I have written a custom neural net where there are 12 convolutional blocks each containing 7 layers. However, for the last 2 blocks, I am decomposing the CNN parameters in each layer into two sets among which one is updated for certain iterations.
An example of my model definition for single decomposed CNN layers looks like this defined inside a nn.Module -
self.conv_1_parameters_1 = nn.Parameter((torch.Tensor(3, 12, 3 , 3).normal_(0, 0.01)), requires_grad=True)
self.conv_1_parameters_2 = nn.Parameter(init.xavier_normal_(torch.Tensor(3, 32, 32*12 , 1, 1)), requires_grad=True)
So during the forward pass, I am selecting (based on the input to forward function) both self.conv_1_parameters_1 and self.conv_1_parameters_2 across dim 1 as follows (here the index of first dim is specified using k) :
coeffs_1 = self.conv_1_parameters_2[k].view(32,32, 12)
conv_w_1 = torch.einsum('cvm, mki-> cvki', coeffs_1, self.conv_1_parameters_1[k]).reshape(32, -1, 3, 3).squeeze().contiguous().view((32,32,3,3)
x = F.conv2d(x_input, conv_w_1, padding=1)

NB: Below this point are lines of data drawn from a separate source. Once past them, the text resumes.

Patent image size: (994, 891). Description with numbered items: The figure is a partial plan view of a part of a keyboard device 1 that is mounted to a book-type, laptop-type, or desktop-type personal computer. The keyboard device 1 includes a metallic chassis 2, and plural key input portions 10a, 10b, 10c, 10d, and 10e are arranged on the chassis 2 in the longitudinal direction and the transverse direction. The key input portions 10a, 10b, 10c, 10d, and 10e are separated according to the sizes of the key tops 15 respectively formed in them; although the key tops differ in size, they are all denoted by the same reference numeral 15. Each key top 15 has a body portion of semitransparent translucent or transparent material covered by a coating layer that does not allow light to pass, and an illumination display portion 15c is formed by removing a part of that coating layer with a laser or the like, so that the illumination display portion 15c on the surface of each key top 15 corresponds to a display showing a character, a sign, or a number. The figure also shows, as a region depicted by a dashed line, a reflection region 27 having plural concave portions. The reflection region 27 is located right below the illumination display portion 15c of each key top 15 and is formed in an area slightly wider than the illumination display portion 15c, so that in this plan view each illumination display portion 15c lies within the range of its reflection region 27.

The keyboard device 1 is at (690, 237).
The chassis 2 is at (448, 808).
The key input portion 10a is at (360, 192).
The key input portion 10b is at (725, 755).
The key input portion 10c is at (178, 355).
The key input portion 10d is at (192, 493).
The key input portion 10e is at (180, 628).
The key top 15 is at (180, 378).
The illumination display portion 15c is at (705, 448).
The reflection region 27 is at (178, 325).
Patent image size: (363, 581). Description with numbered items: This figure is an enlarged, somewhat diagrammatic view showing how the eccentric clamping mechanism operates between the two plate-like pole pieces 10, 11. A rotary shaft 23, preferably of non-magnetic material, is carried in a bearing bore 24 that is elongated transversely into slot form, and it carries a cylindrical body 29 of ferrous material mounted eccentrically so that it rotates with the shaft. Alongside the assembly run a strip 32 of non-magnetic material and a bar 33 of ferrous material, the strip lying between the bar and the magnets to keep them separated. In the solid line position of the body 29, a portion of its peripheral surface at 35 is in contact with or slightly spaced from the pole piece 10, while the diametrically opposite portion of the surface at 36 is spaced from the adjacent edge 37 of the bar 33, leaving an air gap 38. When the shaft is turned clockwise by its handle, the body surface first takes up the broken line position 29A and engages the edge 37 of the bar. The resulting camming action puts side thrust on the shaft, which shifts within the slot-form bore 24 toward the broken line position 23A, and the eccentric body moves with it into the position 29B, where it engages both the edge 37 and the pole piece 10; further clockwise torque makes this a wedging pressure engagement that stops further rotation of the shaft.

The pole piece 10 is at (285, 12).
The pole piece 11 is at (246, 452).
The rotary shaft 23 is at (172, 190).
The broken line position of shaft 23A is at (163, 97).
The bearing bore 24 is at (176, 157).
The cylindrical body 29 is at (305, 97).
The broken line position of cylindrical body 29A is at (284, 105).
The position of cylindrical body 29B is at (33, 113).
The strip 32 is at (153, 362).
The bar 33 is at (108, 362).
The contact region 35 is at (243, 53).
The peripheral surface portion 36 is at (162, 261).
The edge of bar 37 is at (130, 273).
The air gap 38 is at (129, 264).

I am using use two different optimizers for updating the parameters -
all_parameters = dict(self.model.named_parameters())
encoder_paras = [v for k, v in all_parameters.items() if ('encoder' in k)]

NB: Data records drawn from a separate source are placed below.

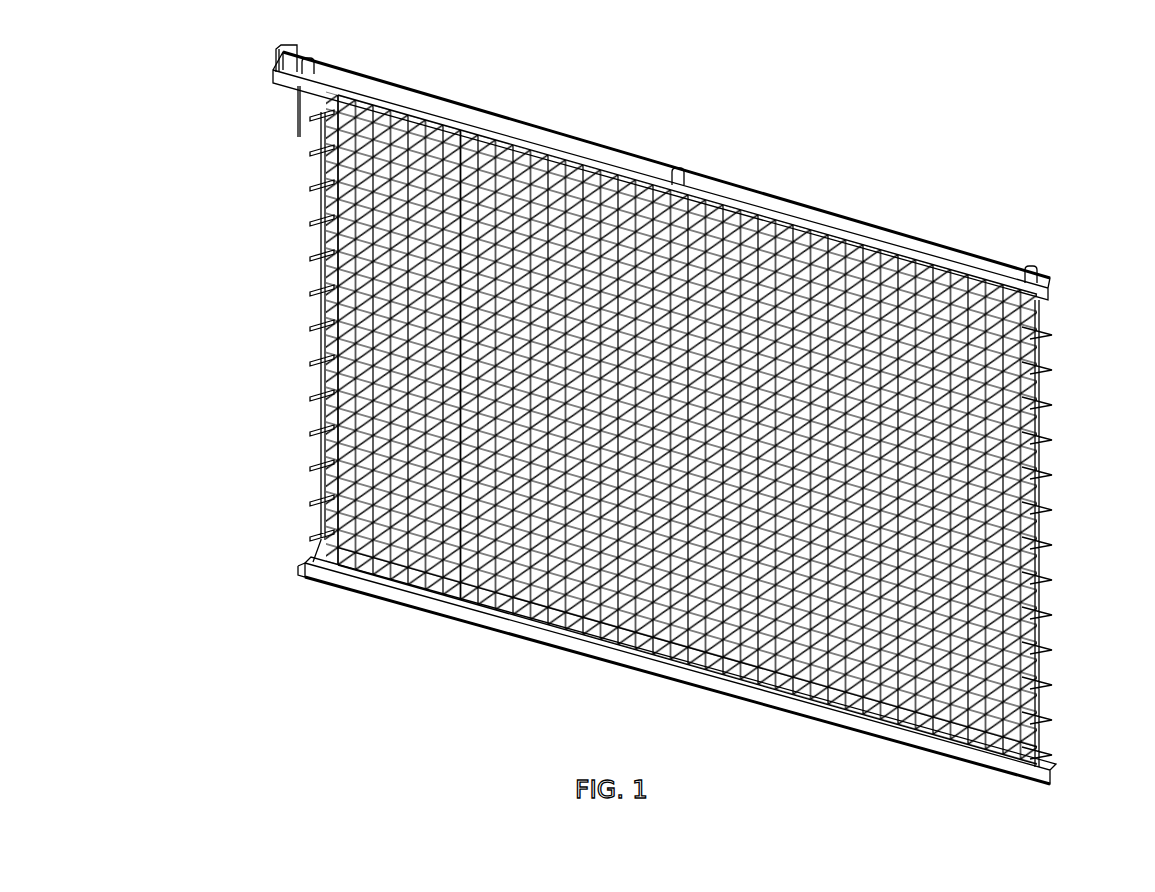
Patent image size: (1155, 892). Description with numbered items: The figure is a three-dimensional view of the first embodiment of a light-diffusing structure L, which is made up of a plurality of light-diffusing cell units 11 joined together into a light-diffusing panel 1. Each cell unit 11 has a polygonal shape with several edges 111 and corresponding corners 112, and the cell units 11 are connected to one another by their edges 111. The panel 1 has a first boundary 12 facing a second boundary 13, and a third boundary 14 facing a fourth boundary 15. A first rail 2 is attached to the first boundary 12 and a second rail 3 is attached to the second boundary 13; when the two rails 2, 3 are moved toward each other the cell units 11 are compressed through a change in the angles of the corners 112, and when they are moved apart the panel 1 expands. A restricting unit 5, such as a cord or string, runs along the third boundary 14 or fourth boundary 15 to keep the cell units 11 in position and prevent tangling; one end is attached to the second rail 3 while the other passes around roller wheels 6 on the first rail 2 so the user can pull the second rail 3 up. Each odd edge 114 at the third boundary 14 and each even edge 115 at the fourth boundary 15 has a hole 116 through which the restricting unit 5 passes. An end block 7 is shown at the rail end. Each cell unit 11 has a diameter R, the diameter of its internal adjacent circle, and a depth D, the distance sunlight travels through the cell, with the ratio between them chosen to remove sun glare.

The light-diffusing panel 1 is at (265, 357).
The first rail 2 is at (683, 176).
The second rail 3 is at (694, 673).
The restricting unit 5 is at (313, 478).
The roller wheels 6 is at (313, 62).
The end block 7 is at (273, 63).
The light-diffusing cell unit 11 is at (681, 428).
The edges 111 is at (462, 590).
The corners 112 is at (482, 587).
The first boundary 12 is at (772, 195).
The second boundary 13 is at (735, 688).
The third boundary 14 is at (1047, 511).
The fourth boundary 15 is at (318, 315).
The odd edge 114 is at (1053, 408).
The even edge 115 is at (312, 222).
The hole 116 is at (315, 433).
The diameter R is at (426, 68).
The depth D is at (320, 262).
The light-diffusing structure L is at (978, 101).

paramter_set_1 = [v for k, v in all_parameters.items() if ('coeff' in k)] # These are just the parameters corresponfing to self.conv_1_parameters_1 in the last 2 conv blocks
paramter_set_2 = [v for k, v in all_parameters.items() if ('combiner' in k)] # These are just the parameters corresponfing to self.conv_1_parameters_2 in the last 2 conv blocks
self.optimizer_1 = torch.optim.Adam(encoder_paras+paramter_set_1, lr=0.0001) # update all the parameters in convolution block 0 to 9 (which are encoder parameters) and only update parameter_set_1 in last 2 conv blocks
self.optimizer_2 = torch.optim.Adam(encoder_paras+paramter_set_2, lr=0.0001) # update all the parameters in convolution block 0 to 9 (which are encoder parameters) and only update parameter_set_2 in last 2 conv blocks
The training loop looks something like this -
for i in range(K): # this will select the subset of parameters for those last 2 conv blocks
pass input through whole model with index i
update the parameters corresponding to certain index using optimizer 1
So after the end of above loop I should be able to see only changes to the parameter_set_1 in last two conv blocks. But the these values don’t change at all. I printed the grad for parameter_set_1 and it is not None. I am not detaching any tensor in between. All the parameters in conv block 0 to 9 are updated by the optimizer. The problem is only with the conv block 10 and 11 which use the decomposed parameters.
What am I missing here?
Update : I figure that the gradients are very small like 10^-16.